Лодки сдвинулись с места, подгоняемые течением, возникшим из ниоткуда — ветер не стал сильнее. Казалось, что это Матерь-гора, стоявшая на самой кромке, затягивала в себя воду с плескавшимися в ней богатствами.
— Как бы не перевернулись, — вырвалось у Совьон.
Лодки скользили к Матерь-горе. То отдалялись друг от друга так, что упруго дрожала верёвка между ними, то опасно приближались, грозя зацепиться бортами. С такими потоками было бесполезно соперничать, и оттого Лутый не прикасался к вёслам. Первой сейчас шла лодка Рацлавы, увлекая Лутого за собой — драконья невеста сидела в ней ни жива ни мертва. Она острее прочих чувствовала, как вода под ней толкалась и струилась, набирая скорость.
Оркки Лис приподнялся на цыпочках. Судорожно выдохнув, перекатился на пятки.
— А в Матерь-горе — ворота?
…Ворота, но с берега их никак не удавалось разглядеть. Их увидел Лутый, когда достаточно приблизился к подножию горы — с неба нависала чудовищная громада камня. Озеро лакало огромную, вытесанную из породы дверь: исполинская драконья голова с разинутым ртом. Внутри — извивающийся раздвоенный язык. Из ноздрей змея текла вода, тут же обращавшаяся в пар.
— Что за шипение? — Рацлава обернулась, силясь перекричать шум озера. Ответа Лутого она не разобрала.
Раздался грохот — с таким звуком разошлась драконья голова, образуя проход. Лутый в последний раз взглянул на солнце, а затем их лодки увлекло вглубь. Ворота захлопнулись за ними, и с потолка и стен поднялись клубы каменной крошки.
Сначала были лишь темнота и журчание внезапно успокоившейся воды. Лодки вело и вело вперёд, втягивало в плавные повороты — скорость стихала. Затем глаз Лутого привык к полумраку и различил самоцветное свечение — голубое и дымчато-зелёное; после выступили очертания стен.
— Где мы? — изо рта Рацлавы выпорхнуло облачко пара. Голос стал непривычно громким и гулким. — Ты видишь берег?

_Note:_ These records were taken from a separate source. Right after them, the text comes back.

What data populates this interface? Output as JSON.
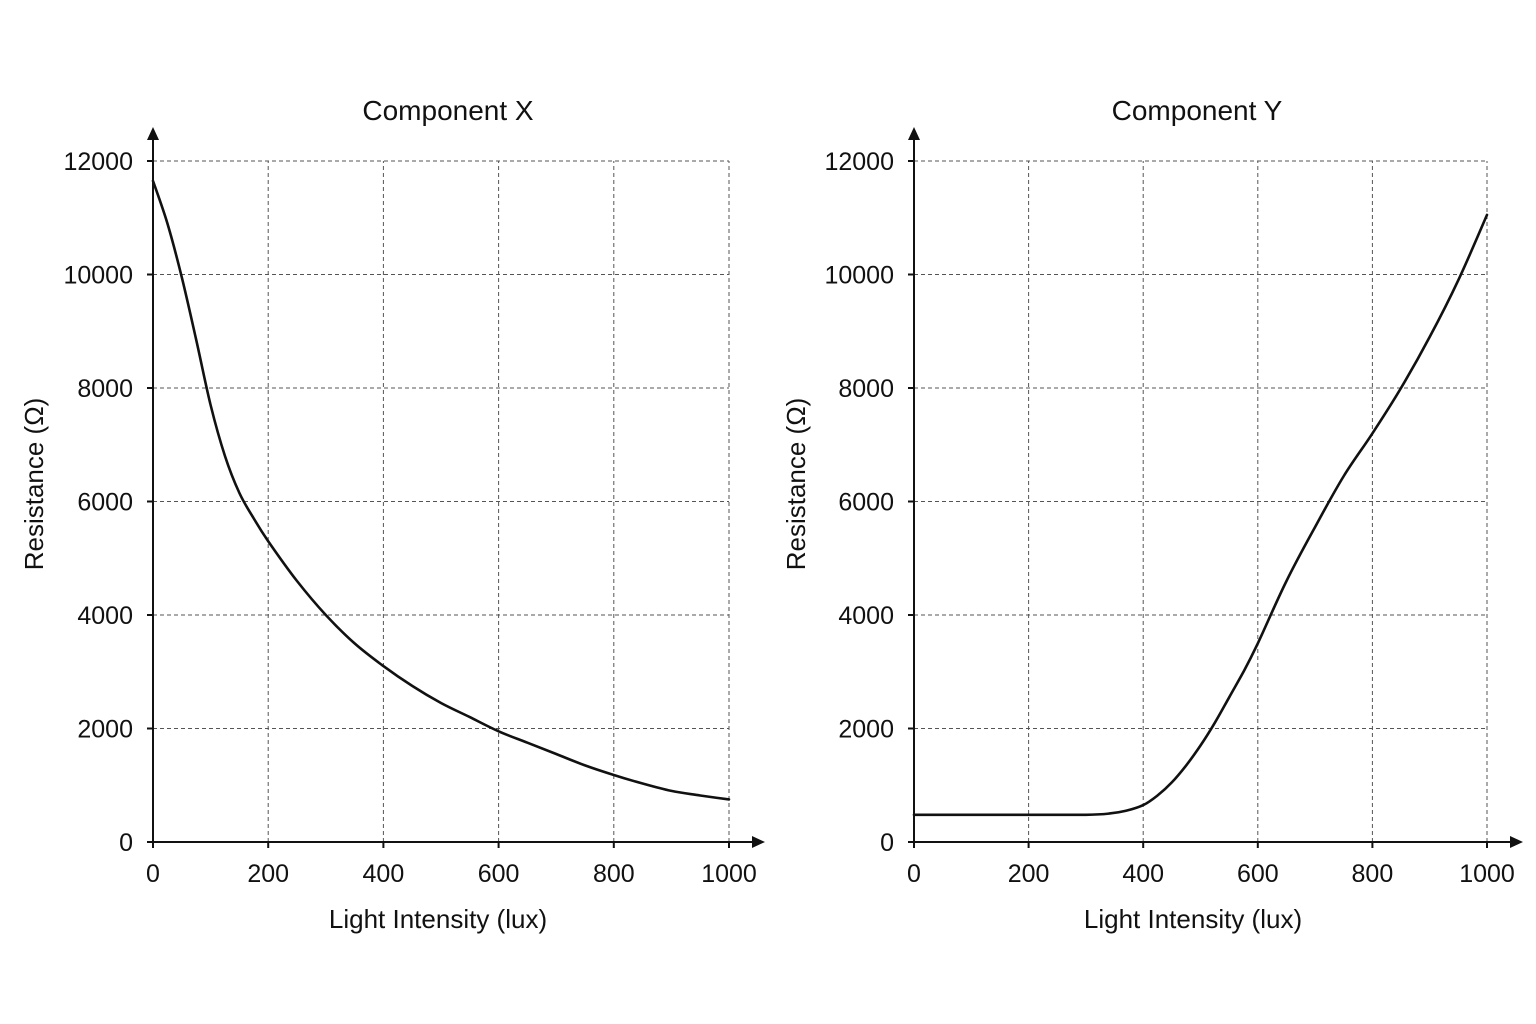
{
  "chart_data": [
    {
      "type": "line",
      "title": "Component X",
      "xlabel": "Light Intensity (lux)",
      "ylabel": "Resistance (Ω)",
      "xlim": [
        0,
        1000
      ],
      "ylim": [
        0,
        12000
      ],
      "xticks": [
        "0",
        "200",
        "400",
        "600",
        "800",
        "1000"
      ],
      "yticks": [
        "0",
        "2000",
        "4000",
        "6000",
        "8000",
        "10000",
        "12000"
      ],
      "grid": true,
      "series": [
        {
          "color": "#111111",
          "x": [
            0,
            25,
            50,
            75,
            100,
            125,
            150,
            175,
            200,
            250,
            300,
            350,
            400,
            450,
            500,
            550,
            600,
            650,
            700,
            750,
            800,
            850,
            900,
            950,
            1000
          ],
          "y": [
            11650,
            10900,
            9950,
            8850,
            7700,
            6800,
            6150,
            5700,
            5300,
            4600,
            4000,
            3500,
            3100,
            2750,
            2450,
            2200,
            1950,
            1750,
            1550,
            1350,
            1180,
            1030,
            900,
            820,
            750
          ]
        }
      ]
    },
    {
      "type": "line",
      "title": "Component Y",
      "xlabel": "Light Intensity (lux)",
      "ylabel": "Resistance (Ω)",
      "xlim": [
        0,
        1000
      ],
      "ylim": [
        0,
        12000
      ],
      "xticks": [
        "0",
        "200",
        "400",
        "600",
        "800",
        "1000"
      ],
      "yticks": [
        "0",
        "2000",
        "4000",
        "6000",
        "8000",
        "10000",
        "12000"
      ],
      "grid": true,
      "series": [
        {
          "color": "#111111",
          "x": [
            0,
            100,
            200,
            300,
            340,
            370,
            400,
            425,
            450,
            475,
            500,
            525,
            550,
            575,
            600,
            650,
            700,
            750,
            800,
            850,
            900,
            950,
            1000
          ],
          "y": [
            480,
            480,
            480,
            480,
            500,
            550,
            650,
            820,
            1050,
            1350,
            1700,
            2100,
            2550,
            3000,
            3500,
            4600,
            5550,
            6450,
            7200,
            8000,
            8900,
            9900,
            11050
          ]
        }
      ]
    }
  ]
}
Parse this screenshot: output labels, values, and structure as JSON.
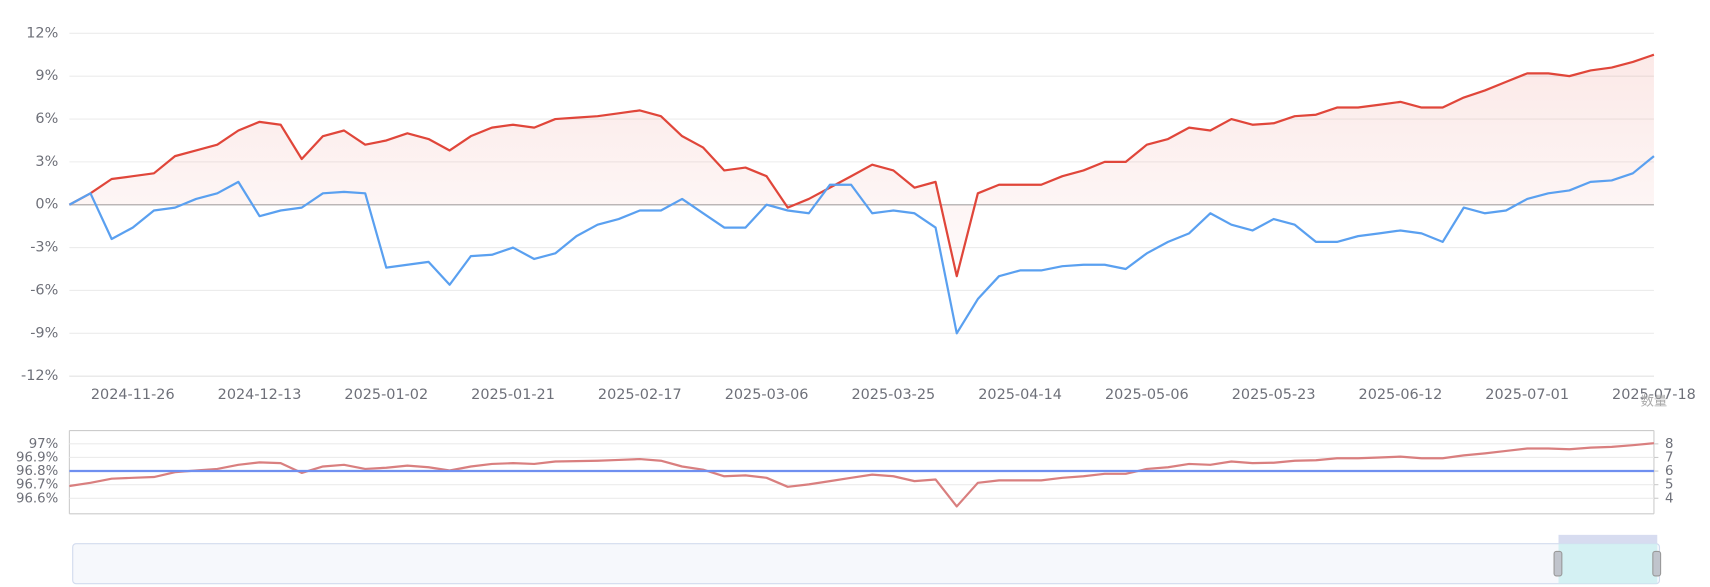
{
  "chart_data": [
    {
      "type": "line",
      "categories": [
        null,
        null,
        null,
        "2024-11-26",
        null,
        null,
        null,
        null,
        null,
        "2024-12-13",
        null,
        null,
        null,
        null,
        null,
        "2025-01-02",
        null,
        null,
        null,
        null,
        null,
        "2025-01-21",
        null,
        null,
        null,
        null,
        null,
        "2025-02-17",
        null,
        null,
        null,
        null,
        null,
        "2025-03-06",
        null,
        null,
        null,
        null,
        null,
        "2025-03-25",
        null,
        null,
        null,
        null,
        null,
        "2025-04-14",
        null,
        null,
        null,
        null,
        null,
        "2025-05-06",
        null,
        null,
        null,
        null,
        null,
        "2025-05-23",
        null,
        null,
        null,
        null,
        null,
        "2025-06-12",
        null,
        null,
        null,
        null,
        null,
        "2025-07-01",
        null,
        null,
        null,
        null,
        null,
        "2025-07-18"
      ],
      "series": [
        {
          "color": "#e0463a",
          "area": true,
          "values": [
            0,
            0.8,
            1.8,
            2.0,
            2.2,
            3.4,
            3.8,
            4.2,
            5.2,
            5.8,
            5.6,
            3.2,
            4.8,
            5.2,
            4.2,
            4.5,
            5.0,
            4.6,
            3.8,
            4.8,
            5.4,
            5.6,
            5.4,
            6.0,
            6.1,
            6.2,
            6.4,
            6.6,
            6.2,
            4.8,
            4.0,
            2.4,
            2.6,
            2.0,
            -0.2,
            0.4,
            1.2,
            2.0,
            2.8,
            2.4,
            1.2,
            1.6,
            -5.0,
            0.8,
            1.4,
            1.4,
            1.4,
            2.0,
            2.4,
            3.0,
            3.0,
            4.2,
            4.6,
            5.4,
            5.2,
            6.0,
            5.6,
            5.7,
            6.2,
            6.3,
            6.8,
            6.8,
            7.0,
            7.2,
            6.8,
            6.8,
            7.5,
            8.0,
            8.6,
            9.2,
            9.2,
            9.0,
            9.4,
            9.6,
            10.0,
            10.5
          ]
        },
        {
          "color": "#5aa0f0",
          "values": [
            0,
            0.8,
            -2.4,
            -1.6,
            -0.4,
            -0.2,
            0.4,
            0.8,
            1.6,
            -0.8,
            -0.4,
            -0.2,
            0.8,
            0.9,
            0.8,
            -4.4,
            -4.2,
            -4.0,
            -5.6,
            -3.6,
            -3.5,
            -3.0,
            -3.8,
            -3.4,
            -2.2,
            -1.4,
            -1.0,
            -0.4,
            -0.4,
            0.4,
            -0.6,
            -1.6,
            -1.6,
            0.0,
            -0.4,
            -0.6,
            1.4,
            1.4,
            -0.6,
            -0.4,
            -0.6,
            -1.6,
            -9.0,
            -6.6,
            -5.0,
            -4.6,
            -4.6,
            -4.3,
            -4.2,
            -4.2,
            -4.5,
            -3.4,
            -2.6,
            -2.0,
            -0.6,
            -1.4,
            -1.8,
            -1.0,
            -1.4,
            -2.6,
            -2.6,
            -2.2,
            -2.0,
            -1.8,
            -2.0,
            -2.6,
            -0.2,
            -0.6,
            -0.4,
            0.4,
            0.8,
            1.0,
            1.6,
            1.7,
            2.2,
            3.4
          ]
        }
      ],
      "ylim": [
        -12,
        12
      ],
      "yticks": [
        {
          "value": -12,
          "label": "-12%"
        },
        {
          "value": -9,
          "label": "-9%"
        },
        {
          "value": -6,
          "label": "-6%"
        },
        {
          "value": -3,
          "label": "-3%"
        },
        {
          "value": 0,
          "label": "0%"
        },
        {
          "value": 3,
          "label": "3%"
        },
        {
          "value": 6,
          "label": "6%"
        },
        {
          "value": 9,
          "label": "9%"
        },
        {
          "value": 12,
          "label": "12%"
        }
      ],
      "grid": true
    },
    {
      "type": "line",
      "series": [
        {
          "color": "#d97f7f",
          "values": [
            96.69,
            96.714,
            96.744,
            96.75,
            96.756,
            96.792,
            96.804,
            96.816,
            96.846,
            96.864,
            96.858,
            96.786,
            96.834,
            96.846,
            96.816,
            96.825,
            96.84,
            96.828,
            96.804,
            96.834,
            96.852,
            96.858,
            96.852,
            96.87,
            96.873,
            96.876,
            96.882,
            96.888,
            96.876,
            96.834,
            96.81,
            96.762,
            96.768,
            96.75,
            96.684,
            96.702,
            96.726,
            96.75,
            96.774,
            96.762,
            96.726,
            96.738,
            96.54,
            96.714,
            96.732,
            96.732,
            96.732,
            96.75,
            96.762,
            96.78,
            96.78,
            96.816,
            96.828,
            96.852,
            96.846,
            96.87,
            96.858,
            96.861,
            96.876,
            96.879,
            96.894,
            96.894,
            96.9,
            96.906,
            96.894,
            96.894,
            96.915,
            96.93,
            96.948,
            96.966,
            96.966,
            96.96,
            96.972,
            96.978,
            96.99,
            97.005
          ]
        },
        {
          "color": "#6f8ff0",
          "axis": "y2",
          "values": [
            6,
            6,
            6,
            6,
            6,
            6,
            6,
            6,
            6,
            6,
            6,
            6,
            6,
            6,
            6,
            6,
            6,
            6,
            6,
            6,
            6,
            6,
            6,
            6,
            6,
            6,
            6,
            6,
            6,
            6,
            6,
            6,
            6,
            6,
            6,
            6,
            6,
            6,
            6,
            6,
            6,
            6,
            6,
            6,
            6,
            6,
            6,
            6,
            6,
            6,
            6,
            6,
            6,
            6,
            6,
            6,
            6,
            6,
            6,
            6,
            6,
            6,
            6,
            6,
            6,
            6,
            6,
            6,
            6,
            6,
            6,
            6,
            6,
            6,
            6,
            6
          ]
        }
      ],
      "ylim": [
        96.486,
        97.098
      ],
      "yticks": [
        {
          "value": 96.6,
          "label": "96.6%"
        },
        {
          "value": 96.7,
          "label": "96.7%"
        },
        {
          "value": 96.8,
          "label": "96.8%"
        },
        {
          "value": 96.9,
          "label": "96.9%"
        },
        {
          "value": 97,
          "label": "97%"
        }
      ],
      "y2lim": [
        2.86,
        8.98
      ],
      "y2ticks": [
        4,
        5,
        6,
        7,
        8
      ],
      "y2label": "数量",
      "grid": true
    }
  ]
}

Лутый несколько раз моргнул:
— Я вижу лабиринт.
Вместо пола у лабиринта — вода, по которой, по повелению Матерь-горы, скользили лодки. Верёвка между ними обвисла. На вытесанных из породы стенах — россыпи самоцветов и увековеченные в камне истории. Их Лутый сумел разобрать позже: неведомый мастер изобразил моря и горы, леса и горящие пашни. Сталкивающиеся армии, крылатых змеев и девушек, привязанных к столбам. Картин было много, их вязь текла по бесконечным стенам лабиринта — поворот, дорога прямо, следующий поворот, петля, полукруг… Вода тихо журчала под лодками — Лутый заметил, что она светилась. Будто кто-то собрал в пригоршни не то звёзды, не то самые яркие белые самоцветы и рассыпал их по дну.